In fact, that’s a larger issue with No Way Home – and the Marvel Studios style of filmmaking anyway. The sequences that are supposed to be bombastic and evidence of how much the movie cost sometimes feel hollow, but when things are real you can feel it. Every tender moment between MJ and Peter carries weight, and one particular fight sequence with Spider-Man and the Green Goblin is among the movie’s best sequences, not only because it feels contained but also tactile. Floors get broken as they brawl, walls shatter, windows burst, and you can see Tom Holland sweat and bleed. It’s one of the times in the movie where he embodies the ethos that he said earlier: I have to try.
The secret weapon of Spider-Man: No Way Home is Zendaya, whose casting as MJ has proven to be one of the smartest things Marvel Studios has done with Spider-Man since they were able to get him in their toy chest. She can do it all – deliver dead-pan comedy, be present for drama, bring the mood up or down. Frankly, most of the heaviest beats in the film fall to her, and she excels. Dafoe’s return as Green Goblin is tremendous and reminds you how good he is on the whole as he chews the entire scenery into ribbons. Molina’s Doc Ock gets the same dramatic pathos that he was known for in 2004’s Spider-Man 2. Tragically there’s so much going on in the movie, and so many other villains, that their time is limited, but what time they have is dynamic.
Fans of both Sam Raimi and Marc Webb’s Spider-Man movies will be excited by the references and shout-outs that this film gives to those previous swings at bat. By that same notion, the film does the irritating thing of putting elements from those movies on blast for being corny, silly, or stupid, and though some of them are it’s hard not to ponder what yet another reboot of Spider-Man will say to try and score points at some other time in the future.
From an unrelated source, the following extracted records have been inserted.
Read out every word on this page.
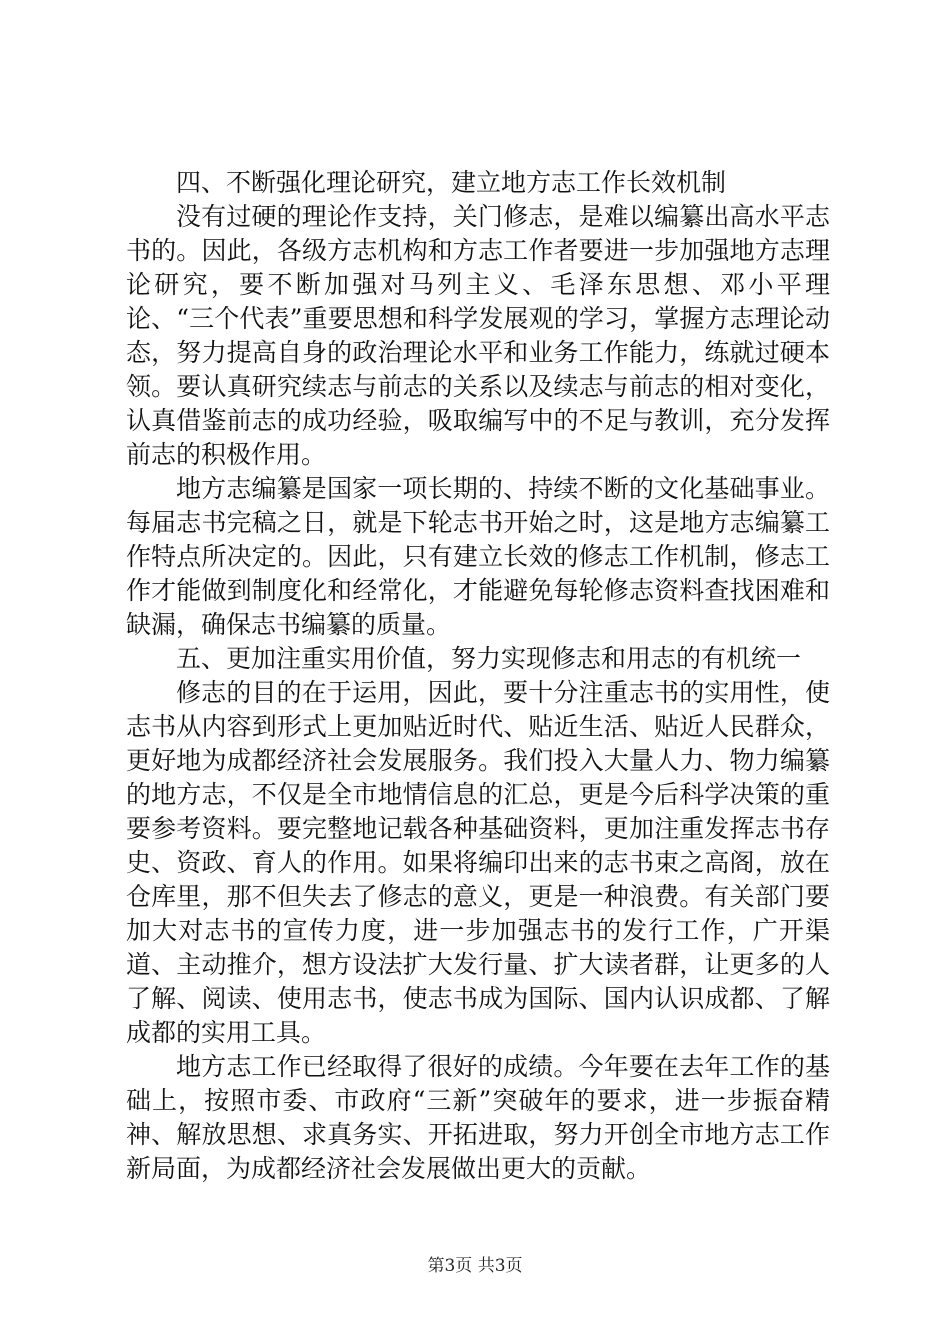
四、不断强化理论研究，建立地方志工作长效机制

没有过硬的理论作支持，关门修志，是难以编纂出高水平志书的。因此，各级方志机构和方志工作者要进一步加强地方志理论研究，要不断加强对马列主义、毛泽东思想、邓小平理论、“三个代表”重要思想和科学发展观的学习，掌握方志理论动态，努力提高自身的政治理论水平和业务工作能力，练就过硬本领。要认真研究续志与前志的关系以及续志与前志的相对变化，认真借鉴前志的成功经验，吸取编写中的不足与教训，充分发挥前志的积极作用。

地方志编纂是国家一项长期的、持续不断的文化基础事业。每届志书完稿之日，就是下轮志书开始之时，这是地方志编纂工作特点所决定的。因此，只有建立长效的修志工作机制，修志工作才能做到制度化和经常化，才能避免每轮修志资料查找困难和缺漏，确保志书编纂的质量。

五、更加注重实用价值，努力实现修志和用志的有机统一

修志的目的在于运用，因此，要十分注重志书的实用性，使志书从内容到形式上更加贴近时代、贴近生活、贴近人民群众，更好地为成都经济社会发展服务。我们投入大量人力、物力编纂的地方志，不仅是全市地情信息的汇总，更是今后科学决策的重要参考资料。要完整地记载各种基础资料，更加注重发挥志书存史、资政、育人的作用。如果将编印出来的志书束之高阁，放在仓库里，那不但失去了修志的意义，更是一种浪费。有关部门要加大对志书的宣传力度，进一步加强志书的发行工作，广开渠道、主动推介，想方设法扩大发行量、扩大读者群，让更多的人了解、阅读、使用志书，使志书成为国际、国内认识成都、了解成都的实用工具。

地方志工作已经取得了很好的成绩。今年要在去年工作的基础上，按照市委、市政府“三新”突破年的要求，进一步振奋精神、解放思想、求真务实、开拓进取，努力开创全市地方志工作新局面，为成都经济社会发展做出更大的贡献。

第3页 共3页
Is this one really that much better than what came before it that it can rightfully punch down? (The answer is yes when it comes to The Amazing Spider-Mans.)
As far as direction in No Way Home goes, a showy one-shot near the opening of the movie is about the only sense of personality we see out of Watts as a filmmaker, but there are other times where he’s able to break this blockbuster mold he has been cast into. One major beat, for example, really the only scene that channels the trippy visuals of 2016’s Doctor Strange is better than any of those sequences that are similar in that film. No Way Home is also able to realize the Spider-Sense power in a way that sets the MCU apart from previous versions, and it’s able to do it without a wacky CG effect. Fight set pieces are what all these Marvel movies get built around anyway and No Way Home has some inventive ones, though it suffers from the same issues as so many others with its big third-act-in-the-sky syndrome.
Spider-Man: No Way Home marks a clear line in the sand for this character, a delineation point of where things might go. Throughout the movie, the implication is that this huge story must be told so that things can go back to being smaller, friendly-neighborhood sized, but can they? Will Marvel and Sony allow a follow-up to this movie to actually be contained? The economics of modern Hollywood would certainly lead you to believe the answer is “No,” but Marvel and Sony leave things in an interesting place and clearly have a Peter Parker suited to handle more. If it is the end, though, it has the best final shot of any of the Marvel Studios Spider-Man movies.